Sekjen Perhimpunan Bantuan Hukum dan HAM Indonesia (PBHI), Gina Sabrina, menilai ‘No Viral No Justice’ merupakan bagian dari gerakan yang memang sebenarnya sampai sekarang masih punya dampak spektrum yang cukup luas. Gerakan ini, satu sisi memang justru menunjukan bobroknya institusi kepolisian.

“Dan sebenarnya gerakan 'No Viral No Justice' sendiri sudah cukup lama.
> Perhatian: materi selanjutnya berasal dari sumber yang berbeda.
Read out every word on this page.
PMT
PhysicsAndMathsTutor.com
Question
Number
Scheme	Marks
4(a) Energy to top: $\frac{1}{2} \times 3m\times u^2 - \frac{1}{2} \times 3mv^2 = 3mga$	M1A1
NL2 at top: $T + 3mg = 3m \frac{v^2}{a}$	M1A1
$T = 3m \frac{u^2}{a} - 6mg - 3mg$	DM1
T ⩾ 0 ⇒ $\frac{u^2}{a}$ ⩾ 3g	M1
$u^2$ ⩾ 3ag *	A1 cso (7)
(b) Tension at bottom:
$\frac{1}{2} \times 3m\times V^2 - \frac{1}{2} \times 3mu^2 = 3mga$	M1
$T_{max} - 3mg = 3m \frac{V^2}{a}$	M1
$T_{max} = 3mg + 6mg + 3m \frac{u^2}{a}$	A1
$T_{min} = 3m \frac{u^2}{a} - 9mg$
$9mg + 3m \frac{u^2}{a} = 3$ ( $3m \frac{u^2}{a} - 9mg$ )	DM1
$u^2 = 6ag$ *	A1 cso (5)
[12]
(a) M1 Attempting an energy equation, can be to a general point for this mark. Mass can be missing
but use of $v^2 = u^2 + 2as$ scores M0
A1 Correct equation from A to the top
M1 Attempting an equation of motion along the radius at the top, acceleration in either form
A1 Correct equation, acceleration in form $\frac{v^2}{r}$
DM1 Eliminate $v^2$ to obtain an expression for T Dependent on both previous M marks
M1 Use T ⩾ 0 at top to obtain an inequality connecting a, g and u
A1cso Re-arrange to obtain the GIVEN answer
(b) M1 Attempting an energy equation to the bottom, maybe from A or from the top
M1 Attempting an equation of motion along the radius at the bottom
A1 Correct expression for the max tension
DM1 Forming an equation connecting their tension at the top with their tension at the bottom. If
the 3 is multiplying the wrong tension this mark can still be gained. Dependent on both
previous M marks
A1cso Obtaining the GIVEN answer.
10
Tapi kita bisa lihat, dia akhirnya sifatnya sporadis dan alih-alih kemudian menjadi titik balik dari Polri melakukan reformasi secara besar-besaran justru tidak terjadi,” jelas Gina kepada Tirto, Rabu (20/11/2024).

Seharusnya, lanjut dia, ini menjadi titik balik untuk mempertanyakan kembali slogan dari Presisi yang selama ini digaungkan oleh Kapolri Jenderal Listyo Sigit Prabowo dan anak buahnya. Karena faktanya, sampai sekarang orang masih menggunakan istilah ‘No Viral No Justice’.

"Ini menggambarkan sebenarnya soal sistem di dalam Polri secara keseluruhan,” imbuh dia.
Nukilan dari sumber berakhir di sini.